If we divide $200 \cdot 101$ coins firstly in $200$ groups with $101$ coins each, and then one of these groups we divide into $101$ groups of one coin each, we would obtain $300$ groups with exactly $101$ special coins.
In general let $x_1 \leq x_2 \leq \ldots \leq x_{200}$ be the amounts of coins in the first grouping. If we prove that in the second grouping there are at most $199$ groups without a special coin, then we would have at least $300 - 199 = 101$ groups with at least one special coin in each and thus the special coins would be at least $101$.
Suppose otherwise, i.e. that there exist $200$ groups without special coins and let $y_1 \leq y_2 \leq \ldots \leq y_{200}$ be the amounts of coins in these groups.
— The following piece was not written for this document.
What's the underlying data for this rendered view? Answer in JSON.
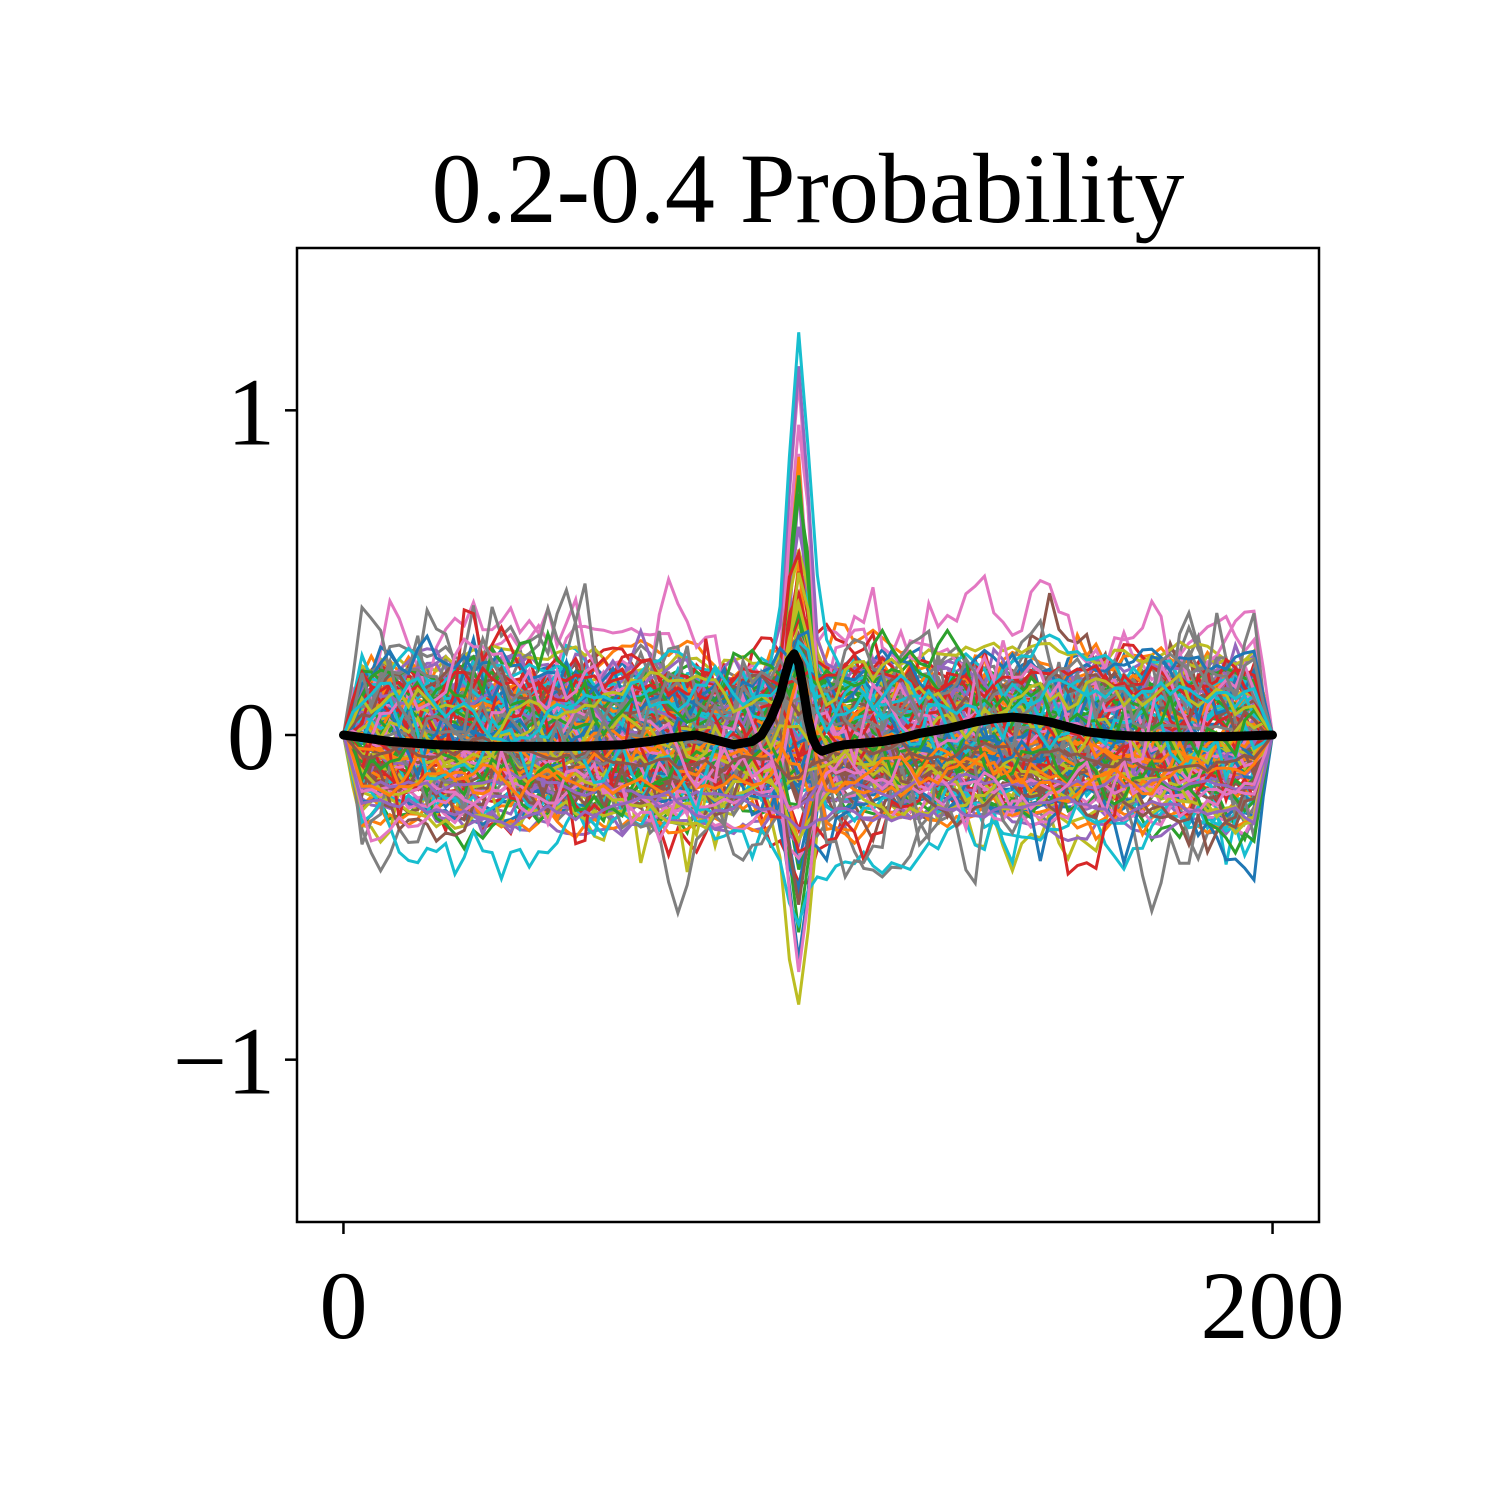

Since $\sum_{i=1}^{200} x_i > \sum_{i=1}^{200} y_i$, there exists a $j$, such that $x_i \leq y_i$ for all $i\leq j-1$ and $x_j > y_j$.
The coins in each groups $y_i$, $i \leq j-1$, are not special, so in the first grouping they have been in a group with amount of coins, not exceeding $y_i$. But all groups $x_{j+1}, x_{j+2}, \ldots, x_{200}$ have more coins than all of $y_i$, $i \leq j-1$. Hence all coins in $y_1,\ldots,y_j$ are among the coins $x_1,x_2,\ldots,x_{j-1}$. Therefore $\sum_{k=1}^j y_k \leq \sum_{k=1}^{j-1} x_k$, contradicting $x_i \leq y_i$ for $i\leq j-1$ and $y_j > 0$. The result folows.